NOTE for STM32F7 only: if you get an error TARGET: stm32f7x.cpu - Not halted then you need to edit the target/stm32f7x.cfg and adjust this line (remove srst_only):

# use hardware reset, connect under reset
reset_config srst_nogate

In addition if you are trying to debug a STM32F722, then you will need to build your own version of OpenOCD with the patches for STM32F722 added as that chip is so new it is not yet in the main branches of OpenOCD. To simplify, you can download my pre-built installation of OpenOCD zipped up.

Setting up VSCODE to perform the build

VSCODE uses the .vscode directory and json files to configure it. This can be created automatically using the menu options in VSCODE.

The first json file needing to be edited will be the tasks.json, select Tasks|Configure Tasks from the VSCODE menu. Here is the configuration I am using:

{
    "version": "2.0.0",
    "type": "process",
    "presentation": {
        "echo": true,
        "reveal": "always",
        "focus": false,
        "panel": "shared"
    },
    "windows": {
        "options": {
            "env": { "Path":"c:\\cygwin\\bin;c:\\dev\\gcc-arm-6.2\\bin;%Path%" }
        }
    },
    "tasks": [
        {
            "taskName": "make BLUEJAYF4",
            "windows": {
                "command": "make.exe",
                "args": [
                    "TARGET=BLUEJAYF4",
                    "DEBUG=GDB"
                ]
            },
            "osx": {
                "command": "make",
                "args": [
                    "TARGET=BLUEJAYF4",
                    "DEBUG=GDB"
                ]
            },
            "group": {
                "kind": "build",
                "isDefault": true
            },
            "problemMatcher": {
                "owner": "cpp",
                "fileLocation": [
                    "relative",
                    "${workspaceRoot}"
                ],
                "pattern": {
                    "regexp": "^(.*):(\\d+):(\\d+):\\s+(warning|error):\\s+(.*)$",
                    "file": 1,
                    "line": 2,
                    "column": 3,
                    "severity": 4,
                    "message": 5
                }
            }
        },
        {
            "taskName": "clean BLUEJAYF4",
            "windows": {
                "command": "make.exe",
                "args": [
                    "TARGET=BLUEJAYF4",
                    "clean"
                ]
            },
            "osx": {
                "command": "make",
                "args": [
                    "TARGET=BLUEJAYF4",
                    "clean"
                ]
            },
            "problemMatcher": []
        }
    ]
}

This will allow you to CTRL-SHIFT-B and you should see build information displayed in the terminal output window.
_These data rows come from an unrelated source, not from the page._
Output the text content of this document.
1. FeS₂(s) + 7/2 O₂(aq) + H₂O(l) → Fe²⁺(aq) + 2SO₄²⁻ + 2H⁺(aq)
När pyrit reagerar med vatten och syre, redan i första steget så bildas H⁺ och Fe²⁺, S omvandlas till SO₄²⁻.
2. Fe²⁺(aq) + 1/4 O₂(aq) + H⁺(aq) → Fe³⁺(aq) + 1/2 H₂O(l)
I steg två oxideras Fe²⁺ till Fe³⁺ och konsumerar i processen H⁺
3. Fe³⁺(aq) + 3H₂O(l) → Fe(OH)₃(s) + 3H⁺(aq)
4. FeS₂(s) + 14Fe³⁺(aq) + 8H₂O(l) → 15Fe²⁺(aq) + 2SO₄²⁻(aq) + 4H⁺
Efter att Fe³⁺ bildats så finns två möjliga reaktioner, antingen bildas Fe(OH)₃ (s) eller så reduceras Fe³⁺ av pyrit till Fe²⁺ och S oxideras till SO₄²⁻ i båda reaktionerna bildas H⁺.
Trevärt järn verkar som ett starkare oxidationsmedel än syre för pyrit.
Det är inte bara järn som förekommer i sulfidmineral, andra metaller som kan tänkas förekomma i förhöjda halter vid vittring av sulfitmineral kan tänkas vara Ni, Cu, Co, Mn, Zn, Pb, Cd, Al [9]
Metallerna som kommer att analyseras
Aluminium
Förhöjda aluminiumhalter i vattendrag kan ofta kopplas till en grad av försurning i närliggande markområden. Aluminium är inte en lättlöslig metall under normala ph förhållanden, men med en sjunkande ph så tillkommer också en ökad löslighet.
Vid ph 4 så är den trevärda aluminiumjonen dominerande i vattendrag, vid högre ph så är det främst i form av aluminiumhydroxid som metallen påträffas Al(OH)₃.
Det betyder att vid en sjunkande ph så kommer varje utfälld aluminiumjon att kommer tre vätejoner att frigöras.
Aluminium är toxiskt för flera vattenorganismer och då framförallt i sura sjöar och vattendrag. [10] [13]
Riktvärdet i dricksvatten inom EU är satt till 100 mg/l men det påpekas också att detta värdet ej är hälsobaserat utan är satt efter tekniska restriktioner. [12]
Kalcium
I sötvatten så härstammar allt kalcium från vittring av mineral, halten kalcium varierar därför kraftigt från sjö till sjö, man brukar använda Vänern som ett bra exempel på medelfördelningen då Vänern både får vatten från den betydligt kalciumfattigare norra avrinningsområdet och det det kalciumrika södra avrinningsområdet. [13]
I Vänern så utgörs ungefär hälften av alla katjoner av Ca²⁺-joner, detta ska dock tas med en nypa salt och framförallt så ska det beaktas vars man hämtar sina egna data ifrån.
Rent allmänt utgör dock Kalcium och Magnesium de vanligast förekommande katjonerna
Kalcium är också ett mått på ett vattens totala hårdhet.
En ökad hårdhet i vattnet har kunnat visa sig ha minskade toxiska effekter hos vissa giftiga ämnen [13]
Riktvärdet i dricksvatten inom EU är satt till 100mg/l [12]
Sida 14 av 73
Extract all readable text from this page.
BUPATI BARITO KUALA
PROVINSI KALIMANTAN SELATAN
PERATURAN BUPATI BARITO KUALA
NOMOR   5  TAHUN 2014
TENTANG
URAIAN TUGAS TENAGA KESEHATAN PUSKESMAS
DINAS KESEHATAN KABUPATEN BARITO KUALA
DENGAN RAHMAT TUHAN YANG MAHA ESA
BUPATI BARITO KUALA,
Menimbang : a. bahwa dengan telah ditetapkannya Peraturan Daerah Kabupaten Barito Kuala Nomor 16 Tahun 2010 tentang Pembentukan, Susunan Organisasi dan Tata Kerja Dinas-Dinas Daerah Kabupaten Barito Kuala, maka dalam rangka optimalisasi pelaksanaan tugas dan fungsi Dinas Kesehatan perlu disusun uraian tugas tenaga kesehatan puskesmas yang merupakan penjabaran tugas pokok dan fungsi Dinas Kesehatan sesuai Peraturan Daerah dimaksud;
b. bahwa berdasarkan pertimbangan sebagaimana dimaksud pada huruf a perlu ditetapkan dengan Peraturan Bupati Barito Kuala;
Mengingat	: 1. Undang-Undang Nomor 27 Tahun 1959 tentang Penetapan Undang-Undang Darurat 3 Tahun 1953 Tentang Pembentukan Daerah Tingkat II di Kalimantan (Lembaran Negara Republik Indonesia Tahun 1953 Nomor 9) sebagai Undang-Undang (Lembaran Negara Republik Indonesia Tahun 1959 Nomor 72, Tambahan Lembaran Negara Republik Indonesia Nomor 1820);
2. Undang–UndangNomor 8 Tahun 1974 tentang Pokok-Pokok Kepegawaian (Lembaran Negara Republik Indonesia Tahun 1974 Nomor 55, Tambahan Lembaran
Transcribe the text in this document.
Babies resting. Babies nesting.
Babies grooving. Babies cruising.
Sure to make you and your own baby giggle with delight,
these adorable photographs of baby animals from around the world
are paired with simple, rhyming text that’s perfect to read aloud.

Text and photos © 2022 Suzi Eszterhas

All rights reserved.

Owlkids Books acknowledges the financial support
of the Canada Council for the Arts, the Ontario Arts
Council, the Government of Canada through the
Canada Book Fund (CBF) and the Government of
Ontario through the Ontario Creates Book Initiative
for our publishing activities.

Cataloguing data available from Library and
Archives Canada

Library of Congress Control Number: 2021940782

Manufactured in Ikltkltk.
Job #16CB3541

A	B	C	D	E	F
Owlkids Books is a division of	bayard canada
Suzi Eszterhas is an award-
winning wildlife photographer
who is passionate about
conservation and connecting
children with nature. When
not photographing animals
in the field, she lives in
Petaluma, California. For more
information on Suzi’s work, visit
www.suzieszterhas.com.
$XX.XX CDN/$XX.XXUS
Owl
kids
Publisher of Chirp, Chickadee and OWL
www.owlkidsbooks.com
Setting up VSCODE to debug

Select Debug|Open Configurations in VSCODE. You will be presented with the launch.json file. Here is the configuration I am using:

{
    "version": "0.2.0",
    "configurations": [
        {
            "name": "debug BLUEJAYF4",
            "type": "cppdbg",
            "request": "launch",
            "windows": {
                "miDebuggerPath": "c:/dev/gcc-arm-6.2/bin/arm-none-eabi-gdb.exe"
            },
            "targetArchitecture": "arm",
            "program": "c:/source/flight/betaflight/obj/main/betaflight_BLUEJAYF4.elf",
            "setupCommands": [
                { "text": "file c:/source/flight/betaflight/obj/main/betaflight_BLUEJAYF4.elf" },
                { "text": "set remotetimeout 30" },
                { "text": "target remote localhost:50250" },
                { "text": "monitor halt" },
                { "text": "monitor reset init" },
                { "text": "load" },
                { "text": "info target" }
            ],
            "externalConsole": false,
            "cwd": "c:/source/flight/betaflight"
        }
    ]
}

Putting it all together

First launch the GDB server in the background, i.e. run OpenOCD as above. You can then run VSCODE and build your target with CTRL-SHIFT-B (or Tasks|Run Task -> make BLUEJAYF4). Once built you can debug using F5 (or Debug|Start Debugging).

In a future article I should have worked out how to automatically start OpenOCD in the background and commence debugging from simply hitting F5. For now though this is working very nicely.